A window sash mounted for sliding vertical movement within a window case, also known as a double hung window, can require a significant force to raise the window. To equalize the required raising force with the force needed to lower the window, elongated metal coil springs generally disposed laterally adjacent to the opposing sides of the sash and within a vertical channel defined by jamb liners have been provided. One end of the spring is generally attached to a stationary part of the window case or jamb liner, and the other end of the spring is attached to the movable sash or, more typically, to a shoe or other sash support member slidably mounted within a vertical guideway defined by the jamb liners and/or the jambs. Such balance springs are designed or selected so that they urge the window sash upwardly with a force which is generally about equal to the weight of the sash. As a result, the frictional forces between the sash and jamb liners, or between the shoe or other sash support members and the vertical guideways can be minimized, so that both opening and closing the window can be accomplished with very little effort.
A problem with conventional spring balance mechanisms used to balance the weight of a window sash is that, as the window is raised or lowered, the spring vibrates. This vibration causes the sides of the metal spring to rapidly and repeatedly impact against the rigid plastic walls of the vertical channels in which the spring is disposed. Such interactions between the spring and the walls of the vertical channel often create an unpleasant and objectionable clattering or rattling noise.

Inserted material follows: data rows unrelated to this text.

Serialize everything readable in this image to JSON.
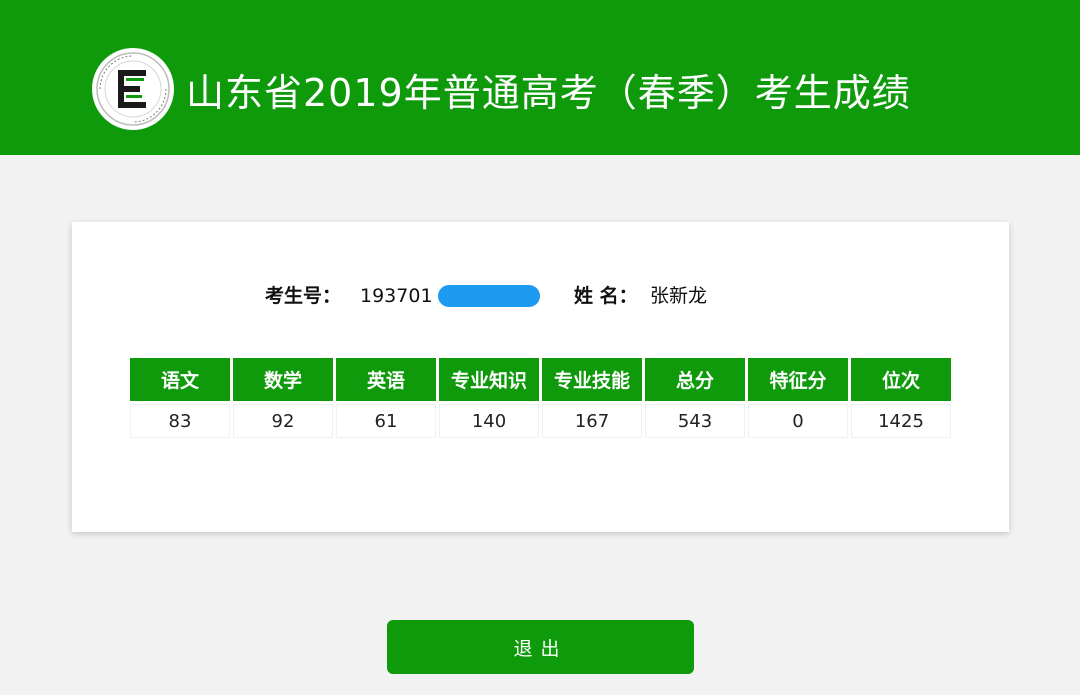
{
  "header": {
    "title": "山东省2019年普通高考（春季）考生成绩",
    "logo_letter": "E",
    "brand_color": "#0f9a0c"
  },
  "student": {
    "id_label": "考生号：",
    "id_value": "193701",
    "id_mask_color": "#1d9bf0",
    "name_label": "姓 名：",
    "name_value": "张新龙"
  },
  "scores": {
    "headers": [
      "语文",
      "数学",
      "英语",
      "专业知识",
      "专业技能",
      "总分",
      "特征分",
      "位次"
    ],
    "values": [
      "83",
      "92",
      "61",
      "140",
      "167",
      "543",
      "0",
      "1425"
    ]
  },
  "actions": {
    "logout_label": "退出"
  }
}
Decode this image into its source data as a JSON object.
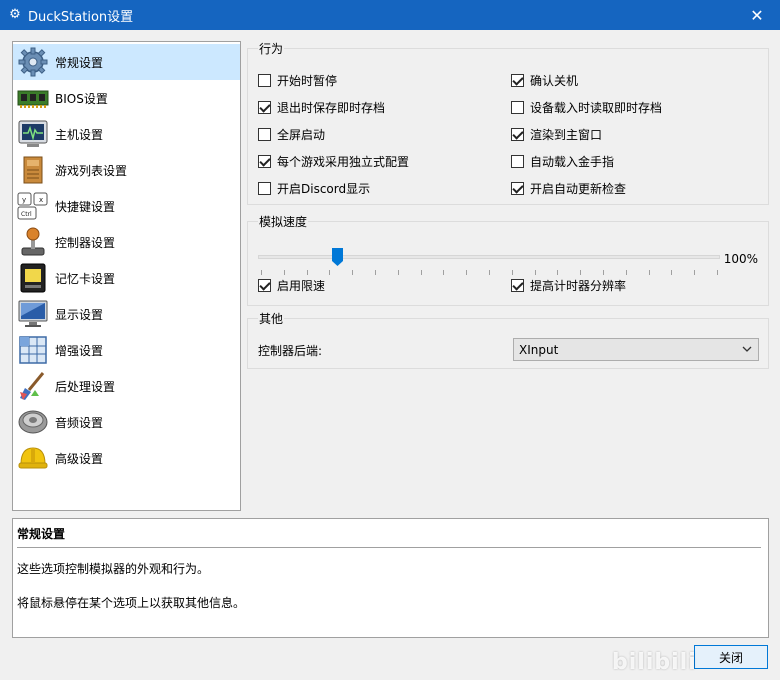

Attempts to reduce or eliminate the noise caused by vibrating springs have traditionally been limited to attaching flocking to the springs. This involves applying an adhesive to the spring and covering it with tufts of fiber. The flocked springs, however, do not sufficiently reduce the level of noise generated as the sash is raised or lowered. In particular, many people regard the noise generated by flocked springs to be almost as objectionable as the noise generated by a spring which has not been flocked. Further, any reduction achieved by flocking the spring is degraded over time with continued use of the window, since tufts of fiber are gradually removed from the spring by the repeated vibrational interactions between the spring and the walls of the channel in which it is disposed. Of course, the use of flocked springs adds to the cost of the spring balance mechanism and hence to the cost of the window. While it has been proposed to use strips of soft plastic or the like inside the narrow and often restricted guideways in order to provide a bumper between the spring and hard plastic walls of the guideways, that approach involves manufacturing complexity and difficulty, with significant and potentially undue additional expense.